What good monitoring actually looks like
The shift that matters is from sampling to full-channel surveillance. Instead of spot-checking, you monitor every post across every channel an affiliate or influencer publishes on, continuously, and let the system flag the exceptions for a human.
In practice that means a few things working together. The platform watches the channels, not just the assets you were sent. It compares what's live now against the version that was approved, so drift gets caught rather than discovered. It applies the rules automatically, so a missing risk warning or a stale yield surfaces on its own. And it keeps the record, so when the regulator asks what your affiliate published in March and what you did about it, the answer exists.
That last point matters more than it looks. The firms that come through a regulatory request well are not the ones who never had an issue. They are the ones who can show they were watching, caught the problem, and acted. Monitoring is not just risk reduction. It is the evidence that you took reasonable steps.
How Adclear does it
Adclear monitors more than 100,000 live ads continuously, across the channels where affiliates, partners and influencers actually publish, rather than sampling a handful and hoping the rest are fine. Live content is checked against its approved version so drift is flagged, the rules run automatically so the team only handles genuine exceptions, and every check is recorded so the monitoring itself is evidenced. It runs alongside pre-publication review, which means the same platform covers the promotion from the script you approve to the post that's still live four months later.

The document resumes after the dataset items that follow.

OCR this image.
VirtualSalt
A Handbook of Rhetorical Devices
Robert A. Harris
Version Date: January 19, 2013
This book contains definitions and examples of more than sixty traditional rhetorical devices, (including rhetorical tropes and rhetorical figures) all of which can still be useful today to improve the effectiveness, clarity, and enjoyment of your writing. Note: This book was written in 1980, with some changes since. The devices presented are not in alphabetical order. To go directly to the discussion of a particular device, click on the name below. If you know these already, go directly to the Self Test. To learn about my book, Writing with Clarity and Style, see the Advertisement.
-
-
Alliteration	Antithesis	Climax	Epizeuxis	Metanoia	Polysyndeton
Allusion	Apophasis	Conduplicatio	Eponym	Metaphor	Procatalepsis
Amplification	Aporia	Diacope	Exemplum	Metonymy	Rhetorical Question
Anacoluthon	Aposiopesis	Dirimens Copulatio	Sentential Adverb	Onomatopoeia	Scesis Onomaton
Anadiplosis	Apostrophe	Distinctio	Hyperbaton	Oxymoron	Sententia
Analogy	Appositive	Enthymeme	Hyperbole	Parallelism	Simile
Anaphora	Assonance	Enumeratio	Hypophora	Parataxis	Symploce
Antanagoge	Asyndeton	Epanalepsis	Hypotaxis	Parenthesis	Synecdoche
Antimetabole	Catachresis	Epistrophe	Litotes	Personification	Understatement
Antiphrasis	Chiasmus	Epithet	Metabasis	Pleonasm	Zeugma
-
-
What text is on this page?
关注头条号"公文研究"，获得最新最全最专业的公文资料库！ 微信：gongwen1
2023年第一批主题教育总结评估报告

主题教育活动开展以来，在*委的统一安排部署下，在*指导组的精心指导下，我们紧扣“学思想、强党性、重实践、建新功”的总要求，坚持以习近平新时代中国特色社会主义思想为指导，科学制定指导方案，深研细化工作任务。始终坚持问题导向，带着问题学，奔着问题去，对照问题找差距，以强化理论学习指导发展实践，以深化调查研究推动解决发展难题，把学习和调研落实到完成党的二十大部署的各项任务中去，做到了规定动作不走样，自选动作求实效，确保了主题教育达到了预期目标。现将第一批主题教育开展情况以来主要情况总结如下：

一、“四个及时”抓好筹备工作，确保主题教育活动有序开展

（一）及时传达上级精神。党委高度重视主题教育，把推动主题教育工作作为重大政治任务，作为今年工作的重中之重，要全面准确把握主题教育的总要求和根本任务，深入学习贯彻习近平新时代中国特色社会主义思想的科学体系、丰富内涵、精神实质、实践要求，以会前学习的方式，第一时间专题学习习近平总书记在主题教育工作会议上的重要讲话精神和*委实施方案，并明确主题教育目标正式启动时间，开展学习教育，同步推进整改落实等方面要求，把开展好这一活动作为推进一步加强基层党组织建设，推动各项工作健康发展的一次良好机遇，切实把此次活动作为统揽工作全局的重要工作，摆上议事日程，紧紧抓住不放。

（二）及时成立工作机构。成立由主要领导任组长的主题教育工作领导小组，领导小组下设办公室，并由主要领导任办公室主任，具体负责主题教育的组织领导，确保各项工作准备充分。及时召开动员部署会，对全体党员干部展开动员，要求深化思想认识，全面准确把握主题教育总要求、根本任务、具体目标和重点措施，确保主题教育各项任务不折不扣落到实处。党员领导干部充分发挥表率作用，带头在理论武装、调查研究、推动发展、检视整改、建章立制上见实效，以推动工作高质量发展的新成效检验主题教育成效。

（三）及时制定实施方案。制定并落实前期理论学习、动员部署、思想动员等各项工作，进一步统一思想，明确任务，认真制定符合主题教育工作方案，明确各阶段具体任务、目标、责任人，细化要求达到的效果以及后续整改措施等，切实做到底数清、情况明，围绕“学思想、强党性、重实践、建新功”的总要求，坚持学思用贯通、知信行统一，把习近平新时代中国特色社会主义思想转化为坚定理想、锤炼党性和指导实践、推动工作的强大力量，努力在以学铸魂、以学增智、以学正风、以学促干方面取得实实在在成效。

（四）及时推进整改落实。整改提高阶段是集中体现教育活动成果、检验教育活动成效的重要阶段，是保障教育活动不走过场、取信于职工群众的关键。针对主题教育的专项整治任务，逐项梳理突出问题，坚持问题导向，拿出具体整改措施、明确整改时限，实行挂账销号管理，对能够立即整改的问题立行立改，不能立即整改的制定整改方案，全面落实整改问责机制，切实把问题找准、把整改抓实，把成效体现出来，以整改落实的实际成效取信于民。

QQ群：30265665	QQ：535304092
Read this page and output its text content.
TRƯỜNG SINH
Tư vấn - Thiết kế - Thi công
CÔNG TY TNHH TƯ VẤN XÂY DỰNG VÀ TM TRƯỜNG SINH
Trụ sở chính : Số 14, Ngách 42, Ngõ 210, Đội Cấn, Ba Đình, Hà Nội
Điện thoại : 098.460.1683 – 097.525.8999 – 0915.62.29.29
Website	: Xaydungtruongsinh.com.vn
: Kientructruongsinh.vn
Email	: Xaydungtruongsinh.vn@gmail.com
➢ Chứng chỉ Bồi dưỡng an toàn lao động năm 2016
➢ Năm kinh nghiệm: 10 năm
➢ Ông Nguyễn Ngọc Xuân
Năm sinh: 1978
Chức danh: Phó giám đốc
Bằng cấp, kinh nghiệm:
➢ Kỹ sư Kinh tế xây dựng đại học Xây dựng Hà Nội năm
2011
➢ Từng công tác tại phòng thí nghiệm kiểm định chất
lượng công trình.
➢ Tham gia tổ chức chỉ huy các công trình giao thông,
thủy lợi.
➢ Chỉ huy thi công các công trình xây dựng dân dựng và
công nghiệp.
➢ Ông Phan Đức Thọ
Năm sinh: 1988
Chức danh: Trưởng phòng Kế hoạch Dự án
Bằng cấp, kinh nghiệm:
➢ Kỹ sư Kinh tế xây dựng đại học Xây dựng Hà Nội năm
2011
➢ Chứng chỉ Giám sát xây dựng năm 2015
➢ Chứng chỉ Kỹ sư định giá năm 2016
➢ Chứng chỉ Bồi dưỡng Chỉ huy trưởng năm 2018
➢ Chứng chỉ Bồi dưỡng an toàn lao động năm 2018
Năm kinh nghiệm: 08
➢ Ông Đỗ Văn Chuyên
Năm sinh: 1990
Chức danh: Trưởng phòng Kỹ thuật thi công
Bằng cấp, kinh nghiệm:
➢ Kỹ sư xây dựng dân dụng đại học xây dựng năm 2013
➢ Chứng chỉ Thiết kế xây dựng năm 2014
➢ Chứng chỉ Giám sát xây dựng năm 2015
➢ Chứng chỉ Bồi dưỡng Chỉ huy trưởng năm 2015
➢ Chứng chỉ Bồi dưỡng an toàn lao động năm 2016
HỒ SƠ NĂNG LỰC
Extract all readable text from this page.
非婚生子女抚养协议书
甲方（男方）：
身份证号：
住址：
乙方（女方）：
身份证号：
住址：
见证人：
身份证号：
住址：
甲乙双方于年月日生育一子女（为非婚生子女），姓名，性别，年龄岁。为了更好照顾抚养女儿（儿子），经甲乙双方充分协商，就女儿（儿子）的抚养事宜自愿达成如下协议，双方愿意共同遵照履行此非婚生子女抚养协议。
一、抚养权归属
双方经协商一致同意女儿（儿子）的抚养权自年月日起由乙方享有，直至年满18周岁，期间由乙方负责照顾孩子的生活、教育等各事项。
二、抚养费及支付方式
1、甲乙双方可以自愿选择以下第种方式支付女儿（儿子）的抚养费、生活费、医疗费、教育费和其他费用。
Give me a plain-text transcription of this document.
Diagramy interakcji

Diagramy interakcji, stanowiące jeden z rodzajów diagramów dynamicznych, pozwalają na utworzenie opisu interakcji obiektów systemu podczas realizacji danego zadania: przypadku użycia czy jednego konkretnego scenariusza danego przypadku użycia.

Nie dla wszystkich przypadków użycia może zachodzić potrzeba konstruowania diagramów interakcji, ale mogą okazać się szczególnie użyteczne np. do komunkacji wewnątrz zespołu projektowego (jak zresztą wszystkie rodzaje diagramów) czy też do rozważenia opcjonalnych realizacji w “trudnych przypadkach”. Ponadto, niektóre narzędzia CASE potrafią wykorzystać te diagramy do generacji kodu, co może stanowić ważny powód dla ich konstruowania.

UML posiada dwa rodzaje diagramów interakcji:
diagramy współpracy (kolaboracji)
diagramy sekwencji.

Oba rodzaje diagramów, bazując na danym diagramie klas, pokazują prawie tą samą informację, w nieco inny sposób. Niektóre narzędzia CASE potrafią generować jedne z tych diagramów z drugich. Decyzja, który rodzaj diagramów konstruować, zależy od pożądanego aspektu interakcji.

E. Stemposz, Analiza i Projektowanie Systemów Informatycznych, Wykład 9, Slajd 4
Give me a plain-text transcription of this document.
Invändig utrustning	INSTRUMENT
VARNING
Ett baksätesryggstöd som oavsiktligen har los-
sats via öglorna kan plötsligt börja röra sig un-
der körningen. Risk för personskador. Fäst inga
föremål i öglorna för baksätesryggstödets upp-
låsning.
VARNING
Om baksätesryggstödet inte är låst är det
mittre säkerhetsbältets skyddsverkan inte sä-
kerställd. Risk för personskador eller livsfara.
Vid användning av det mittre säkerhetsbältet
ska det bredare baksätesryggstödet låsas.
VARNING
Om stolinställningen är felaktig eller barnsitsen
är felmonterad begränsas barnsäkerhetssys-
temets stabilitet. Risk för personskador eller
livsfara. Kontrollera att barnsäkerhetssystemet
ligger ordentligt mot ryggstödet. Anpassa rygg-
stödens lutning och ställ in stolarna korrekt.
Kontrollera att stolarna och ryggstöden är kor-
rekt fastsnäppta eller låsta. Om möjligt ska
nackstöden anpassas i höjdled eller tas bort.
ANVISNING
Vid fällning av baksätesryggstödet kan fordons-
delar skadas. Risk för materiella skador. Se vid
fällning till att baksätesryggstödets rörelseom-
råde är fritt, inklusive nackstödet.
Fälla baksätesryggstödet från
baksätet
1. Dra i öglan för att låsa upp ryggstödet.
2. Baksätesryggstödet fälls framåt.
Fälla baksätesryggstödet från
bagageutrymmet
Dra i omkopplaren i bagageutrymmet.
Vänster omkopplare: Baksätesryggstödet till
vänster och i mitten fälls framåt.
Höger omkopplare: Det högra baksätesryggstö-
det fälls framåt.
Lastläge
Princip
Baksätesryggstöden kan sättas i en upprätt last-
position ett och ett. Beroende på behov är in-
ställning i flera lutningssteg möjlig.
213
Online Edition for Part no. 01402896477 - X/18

The teams that ask us about this first are usually the ones scaling creator and affiliate programmes fastest, because they hit the limits of sampling before anyone else does.
FAQ
Are we liable for what an affiliate or influencer posts about us? If it's a financial promotion communicated on your behalf and it reaches consumers, the accountability sits with the authorised firm, not the creator. That holds under the FCA regime and, for broker-dealers, under FINRA.
Why isn't sampling affiliate content enough? Because the post you reviewed isn't representative of the ones you didn't, content drifts after approval, and rate or yield claims go stale. The breach is usually in the posts a sample never looks at.
Can you monitor content on channels we don't own? Yes. The point of monitoring is to cover the affiliate blogs, creator videos and influencer posts that sit outside your own systems, which is where the unseen risk lives.
How does monitoring help if the regulator comes asking? It gives you the record that you were watching, caught issues and acted, which is the practical shape of a reasonable-steps defence. Catching nothing because you weren't looking is the weak position.